From Publishers Weekly In this memoir by Tompkins, a professor of English at Duke University, there is no mind-numbing explication of favorite educational theories or classroom practices. Instead, the reader is taken inside the author's emotional education, which had its early foundation in a compelling desire to please, especially through success in school. This shaping and rewarding of intellect, which also instilled fear, is shown to have affected Tompkins's approach to her life?the grind of graduate study, the politics of becoming a professor, even withdrawal from two marriages. Through a subsequent union, a blend of professional and emotional excitement and contentment, the missing ingredients of her personality appear to have materialized. Tompkins travels painfully twisting paths by which a scholar and literary critic (West of Everything: The Inner Life of Westerns) came to know herself outside the academic cloister with grace and humor as she challenges universities to conceive "education less as training for a career than as the introduction to a life." Copyright 1996 Reed Business Information, Inc.

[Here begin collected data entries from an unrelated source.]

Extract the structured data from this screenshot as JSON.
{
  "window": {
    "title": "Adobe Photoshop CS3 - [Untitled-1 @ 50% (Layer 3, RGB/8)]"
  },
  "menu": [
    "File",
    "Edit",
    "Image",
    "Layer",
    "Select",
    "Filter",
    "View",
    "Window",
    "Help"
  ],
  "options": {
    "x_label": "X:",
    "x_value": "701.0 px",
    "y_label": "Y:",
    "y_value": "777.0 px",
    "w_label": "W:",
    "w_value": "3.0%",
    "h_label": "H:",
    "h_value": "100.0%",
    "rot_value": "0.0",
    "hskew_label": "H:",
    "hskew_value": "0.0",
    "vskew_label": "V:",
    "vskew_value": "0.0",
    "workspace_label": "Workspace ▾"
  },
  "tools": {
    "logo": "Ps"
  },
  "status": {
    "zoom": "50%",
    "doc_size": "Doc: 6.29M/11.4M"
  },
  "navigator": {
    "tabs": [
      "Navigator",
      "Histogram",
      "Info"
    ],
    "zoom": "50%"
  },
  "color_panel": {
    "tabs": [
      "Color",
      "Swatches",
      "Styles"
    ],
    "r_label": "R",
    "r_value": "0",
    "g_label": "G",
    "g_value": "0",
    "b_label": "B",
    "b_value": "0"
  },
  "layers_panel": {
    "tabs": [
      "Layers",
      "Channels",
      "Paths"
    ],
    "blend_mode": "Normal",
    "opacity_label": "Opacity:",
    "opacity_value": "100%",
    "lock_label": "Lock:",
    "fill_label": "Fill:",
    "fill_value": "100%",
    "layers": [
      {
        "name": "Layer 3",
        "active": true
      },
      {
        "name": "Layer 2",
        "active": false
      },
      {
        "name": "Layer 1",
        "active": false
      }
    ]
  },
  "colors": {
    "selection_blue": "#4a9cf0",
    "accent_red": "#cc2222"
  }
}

From Kirkus Reviews Tompkins's whiny musings on the state of American education, told through her own story of a lifetime in academia. Tompkins (West of Everything, 1992) seems to have had a pretty easy time of it: She grew up white and middle class, attended Bryn Mawr and Yale. She landed a teaching position immediately after graduate school, took some time off, got another teaching position, and was then tenured at Temple University. After leaving her second husband for the legendary scholar Stanley Fish, she and Fish were soon picked up and tenured by Duke University, where Tompkins now teaches English. It sounds like an academic's dream come true, but Tompkins doesn't see it that way. Here she picks through her schooling, finding fault with nearly everything she encountered: She didn't like going to school when she was young. She tried too hard to please the teachers. She once wet her pants in front of her sixth-grade class while giving a book report. Her mother, an insomniac, took naps in the afternoon. She hated a classmate who said something clever in a graduate English class. These somewhat disjointed remembrances and other anecdotes are Tompkins's proof of a malevolent force behind our educational institutions--the obsessive quest to educate (as opposed to a shared exploration by student and teacher). Her prescription is for teachers to adapt her style of instruction, using open discussions, intensive interaction, fluid syllabi. This may work for college English classes, but what about courses where a mastery of set material is more important than the immediate pleasure of the student and teacher, such as, say, medical school? While a nonstressful, nonconfrontational school environment is a wonderful goal, Tompkins offers little practical advice on how to attain it. -- Copyright ©1996, Kirkus Associates, LP. All rights reserved.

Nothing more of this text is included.